People who work in finance – particularly in London – tend to be surprised how low these break points of the income distribution are. Effectively, if you work in finance and have more than a couple of years professional experience, you are most likely amongst the top 10% income earners in the UK. Now, if you know your position on the income ladder, does that change your views about how high taxes should be or if there should be higher taxes to help poorer members of society?
According to a 2014 study of Swedish citizens, it may, but only if you are right of centre politically.
In their study of 4,500 randomly selected Swedish citizens, Mounir Karadja, Johanna Möllerström and David Seim investigated if people have a realistic picture of their income relative to other members of a society. Sweden is particularly fertile for such studies because it has high quality data not only of income and taxes paid but also about educational attainment and, at least for men who have to fill out an IQ test when they are assessed for military service, cognitive ability. This allows for some intriguing insights into the drivers about their perception.
Our chart is taken from the research paper and shows the perceived relative income of survey participants in relation to the actual relative income. Dots below the diagonal line indicate that survey respondents perceive their income to be lower than it actually is, while dots above the diagonal line indicate people who perceive their income to be higher than it is. It turns out that in this study, 63% of the population (mostly on the higher end of the income distribution) underestimate their relative income while 8% (mostly on the lower end of the income distribution) overestimate their relative income.

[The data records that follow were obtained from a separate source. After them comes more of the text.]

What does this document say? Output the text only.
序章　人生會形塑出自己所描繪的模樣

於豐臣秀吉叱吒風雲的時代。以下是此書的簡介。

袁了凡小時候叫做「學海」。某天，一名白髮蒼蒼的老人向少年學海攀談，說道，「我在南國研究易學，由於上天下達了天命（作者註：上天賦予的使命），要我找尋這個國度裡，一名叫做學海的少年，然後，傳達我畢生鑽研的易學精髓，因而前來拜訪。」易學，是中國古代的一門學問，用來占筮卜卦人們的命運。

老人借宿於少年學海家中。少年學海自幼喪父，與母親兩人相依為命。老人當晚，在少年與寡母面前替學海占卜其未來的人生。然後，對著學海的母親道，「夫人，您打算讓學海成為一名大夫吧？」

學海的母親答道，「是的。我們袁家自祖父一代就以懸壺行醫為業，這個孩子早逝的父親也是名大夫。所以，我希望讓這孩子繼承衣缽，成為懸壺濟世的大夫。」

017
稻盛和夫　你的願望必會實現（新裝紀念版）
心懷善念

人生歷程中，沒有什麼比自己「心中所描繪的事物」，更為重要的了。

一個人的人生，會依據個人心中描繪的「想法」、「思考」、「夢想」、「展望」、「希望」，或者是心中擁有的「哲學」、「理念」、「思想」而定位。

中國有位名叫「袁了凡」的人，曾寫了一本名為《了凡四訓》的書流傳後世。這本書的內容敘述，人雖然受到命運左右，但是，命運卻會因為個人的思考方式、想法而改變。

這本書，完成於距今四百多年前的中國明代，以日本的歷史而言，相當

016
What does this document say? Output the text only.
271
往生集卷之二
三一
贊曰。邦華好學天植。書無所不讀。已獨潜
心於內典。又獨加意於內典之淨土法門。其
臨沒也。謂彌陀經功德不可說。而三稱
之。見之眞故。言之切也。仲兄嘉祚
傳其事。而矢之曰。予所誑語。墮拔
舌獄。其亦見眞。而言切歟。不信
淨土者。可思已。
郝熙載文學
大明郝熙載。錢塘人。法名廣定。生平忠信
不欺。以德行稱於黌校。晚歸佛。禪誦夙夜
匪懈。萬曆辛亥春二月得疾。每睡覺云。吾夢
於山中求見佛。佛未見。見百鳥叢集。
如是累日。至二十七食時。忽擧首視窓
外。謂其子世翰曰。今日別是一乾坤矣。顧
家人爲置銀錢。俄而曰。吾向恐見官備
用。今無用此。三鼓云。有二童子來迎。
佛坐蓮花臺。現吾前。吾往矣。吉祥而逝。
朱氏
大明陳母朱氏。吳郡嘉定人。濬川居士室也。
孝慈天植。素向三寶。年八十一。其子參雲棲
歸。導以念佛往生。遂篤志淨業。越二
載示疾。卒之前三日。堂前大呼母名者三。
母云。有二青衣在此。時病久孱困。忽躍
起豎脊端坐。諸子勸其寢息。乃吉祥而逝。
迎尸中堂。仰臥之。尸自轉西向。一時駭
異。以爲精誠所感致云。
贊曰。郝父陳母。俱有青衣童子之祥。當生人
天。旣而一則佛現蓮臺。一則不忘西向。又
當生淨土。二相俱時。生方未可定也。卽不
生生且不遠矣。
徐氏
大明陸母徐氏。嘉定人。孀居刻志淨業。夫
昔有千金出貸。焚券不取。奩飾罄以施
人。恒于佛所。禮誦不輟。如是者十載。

What makes the study interesting is what the researchers did next. They tested if correcting this bias in perceived income would change the survey respondents’ views about taxation and income redistribution to create a more equitable society. It turns out that it does, but only with a certain subgroup of the population: people who lean conservative on the political spectrum.
Survey respondents who were leaning to the political left did not change their views about taxation or government redistribution after they were informed about their correct relative income. Conservative-leaning respondents, on the other hand became more averse to higher taxation and government redistribution. This is not due to differences in the degree of altruism or “compassion” since these attitudes were excluded as sources of this shift in the study. Rather, this difference in behaviour seems to be due to differences in the views about how the economy works and what drives economic success in life. Conservative-leaning respondents were more likely to believe that success in life was due to individual skill and effort rather than luck, compared to left-leaning respondents, and they were also more likely to believe that higher taxation reduces the incentive to work. In short, it is the political belief system that drives attitudes towards taxation and government redistribution, and these believes are reinforced if people have a more accurate sense of their income relative to other members of their society.
However, the study authors could not answer why people with higher income tend to have more conservative beliefs. They speculate that it is a self-selection mechanism where people with higher cognitive ability or high skills find it easier to succeed in life and thus lean towards a more individualistic, conservative world view. A follow-up study by Johanna Möllerström and David Saim showed that higher IQ seems to drive these differences. A one standard deviation increase in cognitive ability (15 points on a standard Wechsler or Stanford-Binet IQ test scale) leads to a reduction in willingness to redistribute income by five percentage points – the same effect as an increase of annual income by $35,000.